Tuesday, September 22, 2009

Hiring During a Recession

Hiring during a recession, particularly with the bleakest job market in 20 years, can have its own set of unique challenges. With so many industries bleeding talent – financial services, manufacturing, construction, retail – it would seem a boon for companies still hiring to choose from a stellar pool of applicants.

Unfortunately, companies make many mistakes when hiring during a recession. First and foremost, what’s needed is a strong recruitment strategy. Consider the following tips for hiring the best possible candidate to fill the position:Know what you want
It’s seems obvious, but one of the first mistakes companies make is not posting a comprehensive job description. Ask yourself:• What work needs to be done?• What personality traits should the person have?• What skills does the position require?

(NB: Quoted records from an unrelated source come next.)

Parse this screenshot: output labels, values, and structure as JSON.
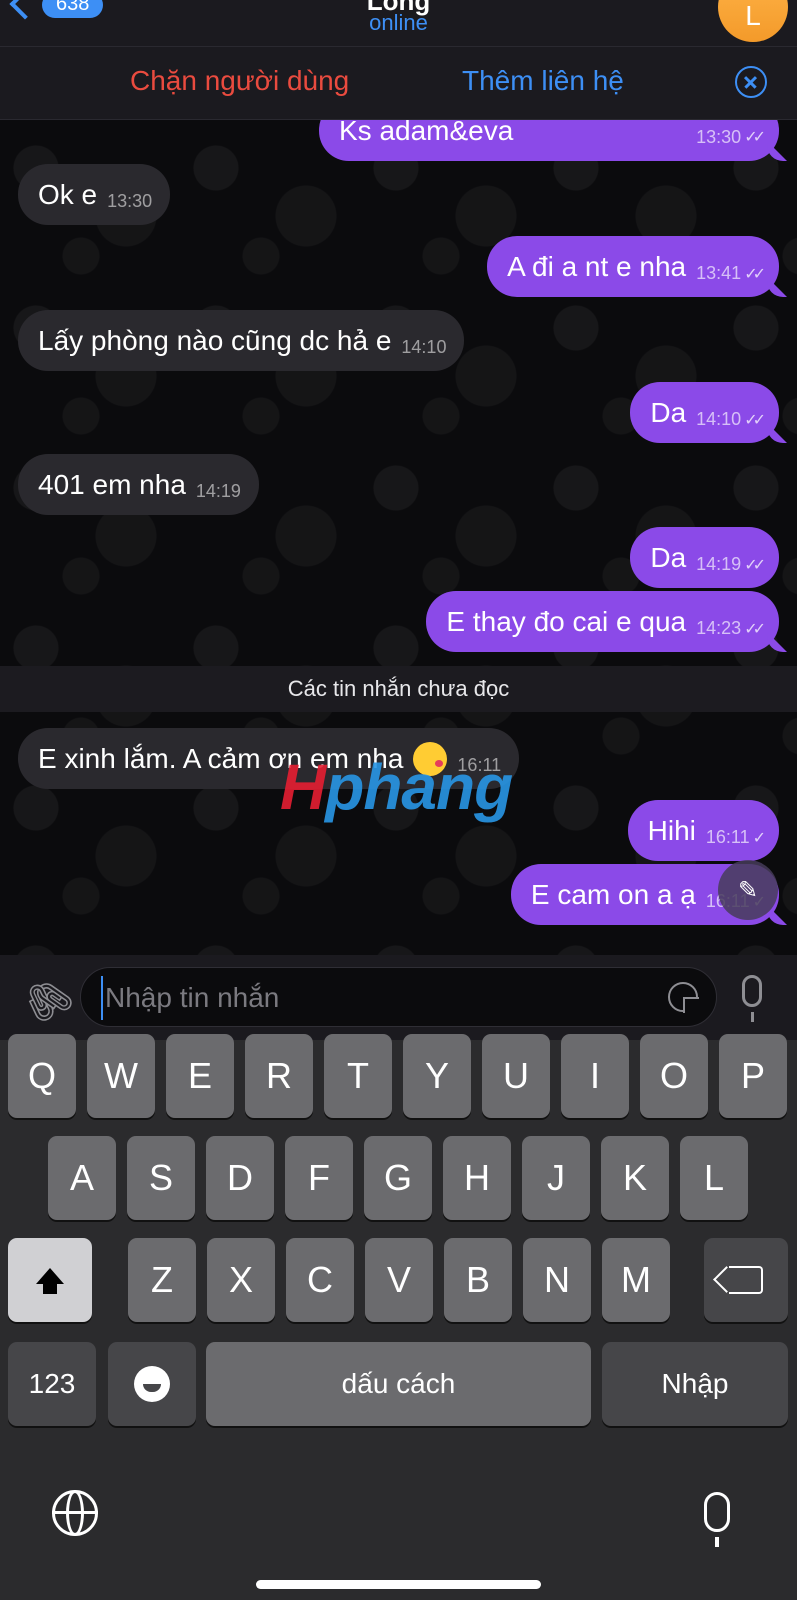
{
  "header": {
    "back_count": "638",
    "contact_name": "Long",
    "status": "online",
    "avatar_letter": "L"
  },
  "action_bar": {
    "block_label": "Chặn người dùng",
    "add_contact_label": "Thêm liên hệ"
  },
  "messages": [
    {
      "dir": "out",
      "text": "Ks adam&eva",
      "time": "13:30"
    },
    {
      "dir": "in",
      "text": "Ok e",
      "time": "13:30"
    },
    {
      "dir": "out",
      "text": "A đi a nt e nha",
      "time": "13:41"
    },
    {
      "dir": "in",
      "text": "Lấy phòng nào cũng dc hả e",
      "time": "14:10"
    },
    {
      "dir": "out",
      "text": "Da",
      "time": "14:10"
    },
    {
      "dir": "in",
      "text": "401 em nha",
      "time": "14:19"
    },
    {
      "dir": "out",
      "text": "Da",
      "time": "14:19"
    },
    {
      "dir": "out",
      "text": "E thay đo cai e qua",
      "time": "14:23"
    },
    {
      "dir": "in",
      "text": "E xinh lắm. A cảm ơn em nha",
      "time": "16:11"
    },
    {
      "dir": "out",
      "text": "Hihi",
      "time": "16:11"
    },
    {
      "dir": "out",
      "text": "E cam on a ạ",
      "time": "16:11"
    }
  ],
  "unread_label": "Các tin nhắn chưa đọc",
  "watermark": {
    "part1": "H",
    "part2": "phang"
  },
  "composer": {
    "placeholder": "Nhập tin nhắn"
  },
  "keyboard": {
    "row1": [
      "Q",
      "W",
      "E",
      "R",
      "T",
      "Y",
      "U",
      "I",
      "O",
      "P"
    ],
    "row2": [
      "A",
      "S",
      "D",
      "F",
      "G",
      "H",
      "J",
      "K",
      "L"
    ],
    "row3": [
      "Z",
      "X",
      "C",
      "V",
      "B",
      "N",
      "M"
    ],
    "numbers_label": "123",
    "space_label": "dấu cách",
    "return_label": "Nhập"
  },
  "colors": {
    "outgoing_bubble": "#8b4ae8",
    "incoming_bubble": "#2a292e",
    "accent": "#3d8ff5",
    "danger": "#ea4b3f"
  }
}
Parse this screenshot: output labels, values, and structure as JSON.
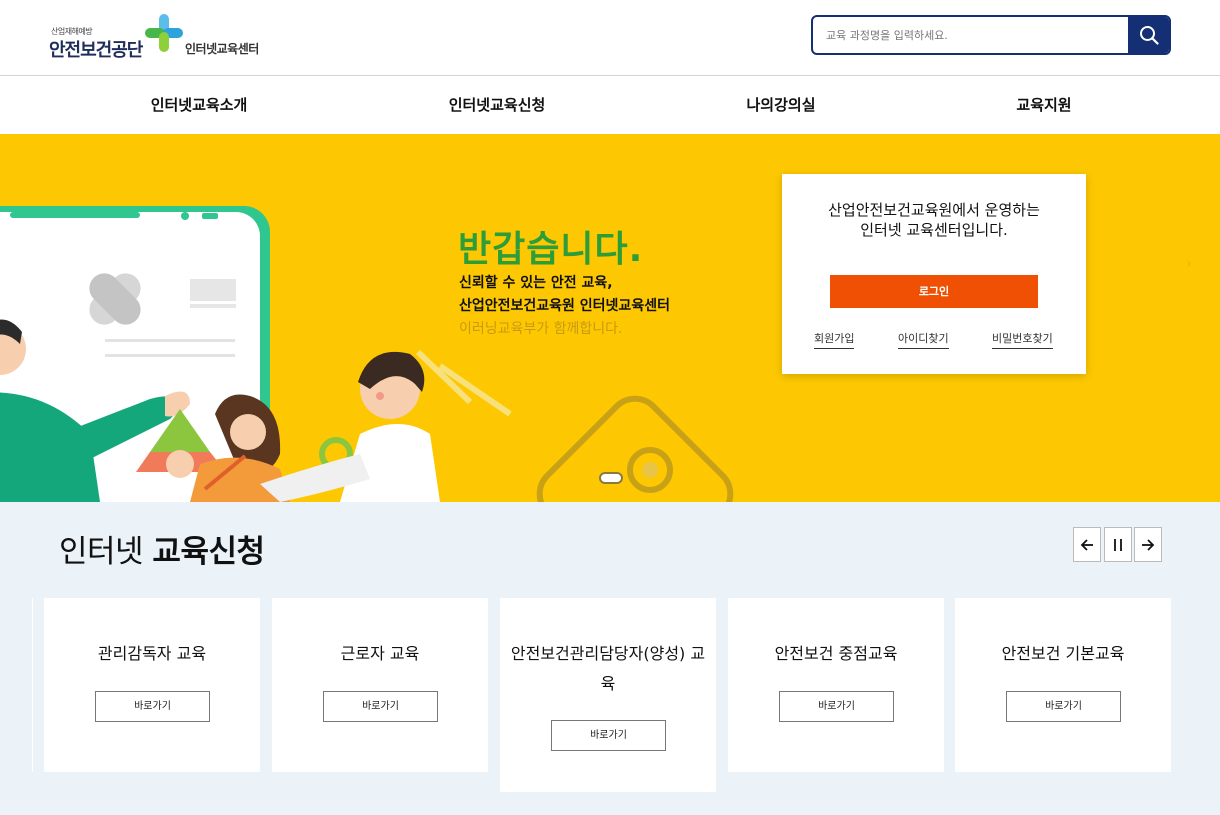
{
  "header": {
    "logo_small": "산업재해예방",
    "logo_main": "안전보건공단",
    "logo_sub": "인터넷교육센터",
    "search_placeholder": "교육 과정명을 입력하세요."
  },
  "nav": {
    "items": [
      {
        "label": "인터넷교육소개"
      },
      {
        "label": "인터넷교육신청"
      },
      {
        "label": "나의강의실"
      },
      {
        "label": "교육지원"
      }
    ]
  },
  "hero": {
    "title": "반갑습니다.",
    "line1": "신뢰할 수 있는 안전 교육,",
    "line2": "산업안전보건교육원 인터넷교육센터",
    "line3": "이러닝교육부가 함께합니다.",
    "login_card": {
      "text_line1": "산업안전보건교육원에서 운영하는",
      "text_line2": "인터넷 교육센터입니다.",
      "login_label": "로그인",
      "signup_label": "회원가입",
      "find_id_label": "아이디찾기",
      "find_pw_label": "비밀번호찾기"
    }
  },
  "courses": {
    "title_normal": "인터넷 ",
    "title_bold": "교육신청",
    "cards": [
      {
        "title": "관리감독자 교육",
        "button": "바로가기"
      },
      {
        "title": "근로자 교육",
        "button": "바로가기"
      },
      {
        "title": "안전보건관리담당자(양성) 교육",
        "button": "바로가기"
      },
      {
        "title": "안전보건 중점교육",
        "button": "바로가기"
      },
      {
        "title": "안전보건 기본교육",
        "button": "바로가기"
      }
    ]
  },
  "colors": {
    "brand_navy": "#142f73",
    "hero_yellow": "#fdc801",
    "hero_green": "#2d9d3a",
    "login_orange": "#f05003",
    "section_bg": "#ebf3f9"
  }
}
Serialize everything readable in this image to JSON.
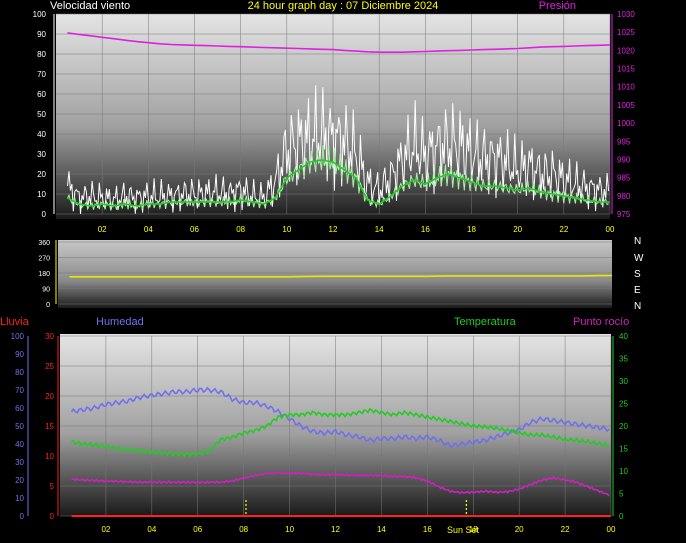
{
  "colors": {
    "wind_gust": "#ffffff",
    "wind_avg": "#22cc22",
    "wind_light": "#a8f0a8",
    "pressure": "#e020e0",
    "direction": "#e8e800",
    "humidity": "#7070ee",
    "temperature": "#22cc22",
    "dewpoint": "#d020c0",
    "rain": "#ff2020",
    "sun_marker": "#ffff00",
    "text_yellow": "#ffff00",
    "bg": "#000000"
  },
  "chart_data": [
    {
      "type": "line",
      "title": "24 hour graph day : 07 Diciembre 2024",
      "left_label": "Velocidad viento",
      "right_label": "Presión",
      "x_ticks": [
        "02",
        "04",
        "06",
        "08",
        "10",
        "12",
        "14",
        "16",
        "18",
        "20",
        "22",
        "00"
      ],
      "y_left_ticks": [
        "0",
        "10",
        "20",
        "30",
        "40",
        "50",
        "60",
        "70",
        "80",
        "90",
        "100"
      ],
      "y_right_ticks": [
        "975",
        "980",
        "985",
        "990",
        "995",
        "1000",
        "1005",
        "1010",
        "1015",
        "1020",
        "1025",
        "1030"
      ],
      "ylim_left": [
        0,
        100
      ],
      "ylim_right": [
        975,
        1030
      ],
      "x_hours": [
        0.5,
        1,
        1.5,
        2,
        2.5,
        3,
        3.5,
        4,
        4.5,
        5,
        5.5,
        6,
        6.5,
        7,
        7.5,
        8,
        8.5,
        9,
        9.5,
        10,
        10.5,
        11,
        11.5,
        12,
        12.5,
        13,
        13.5,
        14,
        14.5,
        15,
        15.5,
        16,
        16.5,
        17,
        17.5,
        18,
        18.5,
        19,
        19.5,
        20,
        20.5,
        21,
        21.5,
        22,
        22.5,
        23,
        23.5,
        24
      ],
      "series": [
        {
          "name": "gust",
          "values": [
            14,
            8,
            9,
            8,
            7,
            9,
            8,
            9,
            9,
            9,
            10,
            10,
            10,
            11,
            10,
            12,
            9,
            8,
            16,
            32,
            36,
            37,
            40,
            38,
            36,
            30,
            15,
            12,
            18,
            27,
            34,
            29,
            33,
            35,
            34,
            30,
            28,
            28,
            26,
            22,
            24,
            20,
            20,
            17,
            15,
            13,
            12,
            11
          ]
        },
        {
          "name": "avg",
          "values": [
            8,
            5,
            4,
            5,
            4,
            5,
            4,
            5,
            5,
            6,
            6,
            6,
            6,
            6,
            6,
            7,
            6,
            5,
            8,
            18,
            22,
            26,
            27,
            26,
            22,
            18,
            7,
            5,
            9,
            14,
            17,
            15,
            18,
            20,
            18,
            16,
            14,
            14,
            13,
            12,
            13,
            11,
            10,
            9,
            8,
            7,
            6,
            6
          ]
        },
        {
          "name": "Presión",
          "values": [
            1024.8,
            1024.4,
            1024.0,
            1023.6,
            1023.2,
            1022.8,
            1022.4,
            1022.1,
            1021.8,
            1021.6,
            1021.5,
            1021.4,
            1021.3,
            1021.2,
            1021.1,
            1021.0,
            1020.9,
            1020.8,
            1020.7,
            1020.6,
            1020.5,
            1020.4,
            1020.3,
            1020.2,
            1020.0,
            1019.8,
            1019.6,
            1019.5,
            1019.5,
            1019.5,
            1019.6,
            1019.7,
            1019.8,
            1019.9,
            1020.0,
            1020.1,
            1020.2,
            1020.3,
            1020.4,
            1020.5,
            1020.7,
            1020.9,
            1021.0,
            1021.1,
            1021.2,
            1021.3,
            1021.4,
            1021.5
          ]
        }
      ]
    },
    {
      "type": "line",
      "y_ticks": [
        "0",
        "90",
        "180",
        "270",
        "360"
      ],
      "ylim": [
        0,
        360
      ],
      "compass": [
        "N",
        "W",
        "S",
        "E",
        "N"
      ],
      "series": [
        {
          "name": "direction",
          "values": [
            158,
            158,
            158,
            158,
            158,
            158,
            158,
            158,
            158,
            158,
            158,
            158,
            158,
            158,
            158,
            158,
            158,
            158,
            158,
            158,
            159,
            160,
            161,
            161,
            161,
            161,
            161,
            161,
            161,
            161,
            161,
            161,
            162,
            163,
            163,
            163,
            163,
            163,
            163,
            163,
            163,
            163,
            163,
            163,
            163,
            164,
            165,
            165
          ]
        }
      ]
    },
    {
      "type": "line",
      "labels": {
        "rain": "Lluvia",
        "humidity": "Humedad",
        "temperature": "Temperatura",
        "dewpoint": "Punto rocío"
      },
      "x_ticks": [
        "02",
        "04",
        "06",
        "08",
        "10",
        "12",
        "14",
        "16",
        "18",
        "20",
        "22",
        "00"
      ],
      "y_humidity_ticks": [
        "0",
        "10",
        "20",
        "30",
        "40",
        "50",
        "60",
        "70",
        "80",
        "90",
        "100"
      ],
      "y_rain_ticks": [
        "0",
        "5",
        "10",
        "15",
        "20",
        "25",
        "30"
      ],
      "y_temp_ticks": [
        "0",
        "5",
        "10",
        "15",
        "20",
        "25",
        "30",
        "35",
        "40"
      ],
      "ylim_temp": [
        0,
        40
      ],
      "ylim_humidity": [
        0,
        100
      ],
      "sun_label": "Sun Set",
      "sun_marks": [
        8.1,
        17.7
      ],
      "series": [
        {
          "name": "Humedad",
          "values": [
            58,
            59,
            60,
            62,
            63,
            64,
            66,
            67,
            68,
            69,
            69,
            70,
            70,
            69,
            65,
            63,
            63,
            61,
            58,
            54,
            50,
            47,
            46,
            47,
            45,
            44,
            42,
            43,
            43,
            44,
            43,
            44,
            42,
            39,
            40,
            41,
            42,
            44,
            46,
            48,
            52,
            54,
            53,
            52,
            51,
            50,
            49,
            48
          ]
        },
        {
          "name": "Temperatura",
          "values": [
            16.5,
            16,
            15.8,
            15.5,
            15,
            14.8,
            14.5,
            14.2,
            14,
            13.8,
            13.7,
            13.8,
            14.5,
            17,
            17.5,
            18.5,
            19,
            20,
            22,
            22.5,
            22.5,
            23,
            22.5,
            22.5,
            22.5,
            23,
            23.5,
            23,
            22.5,
            23,
            22.5,
            22,
            21.5,
            21,
            20.5,
            20,
            19.8,
            19.5,
            19,
            18.5,
            18,
            18,
            17.5,
            17,
            16.8,
            16.5,
            16,
            15.5
          ]
        },
        {
          "name": "Punto rocío",
          "values": [
            8.2,
            8,
            7.9,
            7.8,
            7.7,
            7.6,
            7.5,
            7.5,
            7.5,
            7.5,
            7.5,
            7.5,
            7.5,
            7.5,
            7.8,
            8.4,
            9,
            9.5,
            9.6,
            9.5,
            9.5,
            9.3,
            9.2,
            9.2,
            9.1,
            9,
            9,
            9,
            8.8,
            8.8,
            8.5,
            7.8,
            6.5,
            5.5,
            5.2,
            5.3,
            5.5,
            5.3,
            5.4,
            6,
            7,
            8,
            8.5,
            8,
            7.5,
            6.5,
            5.5,
            4.5
          ]
        },
        {
          "name": "Lluvia",
          "values": [
            0,
            0,
            0,
            0,
            0,
            0,
            0,
            0,
            0,
            0,
            0,
            0,
            0,
            0,
            0,
            0,
            0,
            0,
            0,
            0,
            0,
            0,
            0,
            0,
            0,
            0,
            0,
            0,
            0,
            0,
            0,
            0,
            0,
            0,
            0,
            0,
            0,
            0,
            0,
            0,
            0,
            0,
            0,
            0,
            0,
            0,
            0,
            0
          ]
        }
      ]
    }
  ]
}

You must be clear up front that you want “an assertive, self-managed individual to be responsible for firm budgeting, expenditures and employee benefits” so you don’t get “an enthusiastic team-player that can perform clerical duties such as document numbering and labeling folders.” If you don’t match the candidate to the job, you’ll pay in the long run. Be selective.

This is truly a numbers game with so many qualified applicants on the market. Your staffing agency may vet the best possible candidates, but if you feel something is still missing, go back and broaden your horizon searching for other not-so-obvious skills as education and work experience. You may consider paying more attention to personality characteristics or another skill set unrelated to the job at hand, but that are potential assets for the company.It’s also acceptable to wait and find the right person for the job. While the work may be piling up and your employees might feel a bit stretched, it may not be wise to hire the first person with the required characteristics. Why? Because with such a valuable talent pool, you have the opportunity to scrutinize and see which person fits in best with your organization.Evaluate your team

Take a close look at your employees and ask yourself some tough questions about their performance. If you have been avoiding terminating someone who hasn’t been performing to his or her full potential, now may be the time to consider replacing that person. As a company riding out the economic storm, make it a priority to know what talent is out there that could replace low-performing staff. Remember, leaders rarely follow the pack, and the goal during a recession is to not only prepare for when business gets better, but to swiftly glide past competitors. Be rational

Don’t immediately go for the lowest-bid and don’t under-compensate because you can. Yes, times are tough and hungry job seekers with bills to pay will likely lower their salaries and rates as a competitive advantage. While it’s understandable, companies that fall prey are taking two risks. First, remember the saying “You get what you pay for.” Next, when the economy takes a turn for the better and compensation is on the rise, will you be prepared to provide what could be a substantial increase in that employee’s salary?

While there are many caveats in the hiring game during challenging economic times, companies that do it right will continue to move forward and advance as their competitors get lost in the shuffle.


  1. Rich,
    I really like the point you make about 'you get what you pay for'! So true, that even while you may be able to lower salary scales in a recession when business returns to a growth pattern being prepared to keep that employee (ie raise their salary) should be top of mind for any new hire!

  2. Richard,

    Enjoying the blog - keep it up.

    At times like this when things seem to be slowly picking up and companies are apprehensive about adding staff, staffing agencies have a chance to make the strongest case for themselves, especially with temp-to-hire offerings.

    Since many are projecting that unemployment may not come down to pre-2008 levels for another 2 to 3 years staffing companies will be able to make this value prop for a while.


  3. Richard,

    I am a recent graduate with a BS in Public Accounting with high honors and am in the process of completing my Masters so I can sit for the CPA towards the end of this year.

    What's the best approach for recent grads who want to get into their new field of accounting? It's tough not having accounting work experience....Thanks!